Well, until we get to season two, episode 18, that is, then, because it suits a particular story ark this is thrown out of the window, suddenly the queen is able to control the Sheriff using the heart she extracted years ago while in the Enchanted Forest. Okay you may say, but the curse was lifted at the end of season one, magic can exist. And you’d be right, well done for concentrating… except we are in flashback mode, back to way before our story begins and the curse is lifted. So now we are in a universe where the rules say magic doesn’t exist, but somehow the mayor can control the Sheriff by whispering onto his heart… pretty magical if you ask me. Bad enough, but the deal breaker for me is the extended implicates of this, and how this makes a mockery of everything else that happens, and why, if you break the rules you defined, you ruin everything.

When Emma comes to town , season one, episode one, the Sheriff makes her his deputy, the Mayor is not happy, and does everything she can to get rid of Emma. Except we now know she could have just got out the heart and told the Sheriff to run her out of town. If you can control the Sheriff why allow any of the events of season one, why let him find your vault, or fall in love with Emma, you own his heart! And if that magic exists, what else will suddenly be “allowed” because it suits you?

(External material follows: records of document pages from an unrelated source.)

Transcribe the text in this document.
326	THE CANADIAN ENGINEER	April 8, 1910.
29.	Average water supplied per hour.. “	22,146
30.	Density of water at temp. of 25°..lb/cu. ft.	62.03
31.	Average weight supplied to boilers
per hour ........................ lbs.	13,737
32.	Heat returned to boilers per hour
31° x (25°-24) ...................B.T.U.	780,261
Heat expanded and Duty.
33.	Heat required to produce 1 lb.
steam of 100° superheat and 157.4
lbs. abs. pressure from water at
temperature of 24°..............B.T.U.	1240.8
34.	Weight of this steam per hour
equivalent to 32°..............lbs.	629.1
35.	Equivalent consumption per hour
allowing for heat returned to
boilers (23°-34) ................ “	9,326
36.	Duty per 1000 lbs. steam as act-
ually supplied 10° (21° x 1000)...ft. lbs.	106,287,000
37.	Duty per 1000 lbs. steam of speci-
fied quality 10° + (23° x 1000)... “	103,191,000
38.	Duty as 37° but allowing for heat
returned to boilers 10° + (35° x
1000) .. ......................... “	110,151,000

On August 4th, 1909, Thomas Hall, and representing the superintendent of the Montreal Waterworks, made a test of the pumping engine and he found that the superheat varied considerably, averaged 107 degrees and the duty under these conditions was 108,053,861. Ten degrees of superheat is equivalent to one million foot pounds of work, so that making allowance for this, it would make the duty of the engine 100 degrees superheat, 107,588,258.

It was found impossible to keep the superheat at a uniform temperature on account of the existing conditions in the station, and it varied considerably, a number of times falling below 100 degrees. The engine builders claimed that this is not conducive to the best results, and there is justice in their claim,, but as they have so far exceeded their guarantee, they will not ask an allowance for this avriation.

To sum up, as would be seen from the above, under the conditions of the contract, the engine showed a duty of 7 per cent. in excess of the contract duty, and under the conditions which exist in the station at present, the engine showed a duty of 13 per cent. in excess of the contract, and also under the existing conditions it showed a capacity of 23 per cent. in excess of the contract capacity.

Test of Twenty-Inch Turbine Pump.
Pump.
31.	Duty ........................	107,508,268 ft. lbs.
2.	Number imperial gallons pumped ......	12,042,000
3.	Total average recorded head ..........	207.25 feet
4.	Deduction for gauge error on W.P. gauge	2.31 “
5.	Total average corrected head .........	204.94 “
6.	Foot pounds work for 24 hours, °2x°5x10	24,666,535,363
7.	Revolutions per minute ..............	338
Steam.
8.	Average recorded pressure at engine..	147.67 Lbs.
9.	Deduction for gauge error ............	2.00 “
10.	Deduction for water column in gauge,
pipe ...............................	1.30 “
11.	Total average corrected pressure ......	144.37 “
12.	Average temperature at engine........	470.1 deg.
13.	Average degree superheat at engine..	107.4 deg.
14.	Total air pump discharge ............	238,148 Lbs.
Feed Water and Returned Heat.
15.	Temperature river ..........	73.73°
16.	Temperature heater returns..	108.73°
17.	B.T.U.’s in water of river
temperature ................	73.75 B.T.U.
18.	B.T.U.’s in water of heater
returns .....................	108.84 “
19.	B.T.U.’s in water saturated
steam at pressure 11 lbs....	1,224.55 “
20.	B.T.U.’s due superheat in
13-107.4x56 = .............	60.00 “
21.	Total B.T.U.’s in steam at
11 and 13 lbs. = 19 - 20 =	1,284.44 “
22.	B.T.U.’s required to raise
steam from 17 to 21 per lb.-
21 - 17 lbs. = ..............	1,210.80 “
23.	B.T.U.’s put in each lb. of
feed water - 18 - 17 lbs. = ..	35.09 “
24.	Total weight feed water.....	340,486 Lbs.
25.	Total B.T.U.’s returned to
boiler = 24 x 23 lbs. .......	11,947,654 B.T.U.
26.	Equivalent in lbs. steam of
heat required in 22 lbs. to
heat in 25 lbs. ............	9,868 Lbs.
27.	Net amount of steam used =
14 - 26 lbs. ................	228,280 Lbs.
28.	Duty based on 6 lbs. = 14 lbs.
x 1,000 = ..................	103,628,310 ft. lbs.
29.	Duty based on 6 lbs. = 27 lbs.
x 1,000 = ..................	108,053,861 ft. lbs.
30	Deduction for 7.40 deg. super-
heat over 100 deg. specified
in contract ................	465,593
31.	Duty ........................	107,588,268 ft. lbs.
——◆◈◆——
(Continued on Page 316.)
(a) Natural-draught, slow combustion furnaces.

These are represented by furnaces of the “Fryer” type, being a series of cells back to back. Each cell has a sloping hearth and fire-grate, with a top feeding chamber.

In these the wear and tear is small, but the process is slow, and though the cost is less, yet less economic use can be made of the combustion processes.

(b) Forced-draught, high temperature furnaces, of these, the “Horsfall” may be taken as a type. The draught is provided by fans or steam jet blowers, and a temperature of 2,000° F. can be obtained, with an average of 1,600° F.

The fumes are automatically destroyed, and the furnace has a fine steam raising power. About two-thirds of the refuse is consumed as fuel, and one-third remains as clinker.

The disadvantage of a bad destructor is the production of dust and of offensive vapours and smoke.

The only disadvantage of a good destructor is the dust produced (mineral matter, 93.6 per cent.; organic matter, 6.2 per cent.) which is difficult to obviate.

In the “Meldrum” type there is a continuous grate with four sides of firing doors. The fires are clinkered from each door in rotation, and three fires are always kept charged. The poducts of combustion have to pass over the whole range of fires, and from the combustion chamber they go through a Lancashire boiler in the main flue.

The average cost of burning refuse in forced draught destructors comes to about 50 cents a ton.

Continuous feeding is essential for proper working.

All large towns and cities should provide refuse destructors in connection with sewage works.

What’s particularly annoying here is its avoidable and lazy. They could easily have found a different way to resolve this story line, using magic was the quick fix, as it so often is. Not sure how to jump from one time line to another, or defeat the supposedly unkillable monster, oh here’s a magic sword we forgot to mention earlier, or “oh that rule doesn’t apply now/here”.

When Sci-fi/fantasy is done well it can be tremendous fun, but make someone only be able to fly/disappear/move objects etc. only when it suits the story, no thank you. Create a world, set the rules, then stick to them, and if you don’t, you’d had better think through the consequences.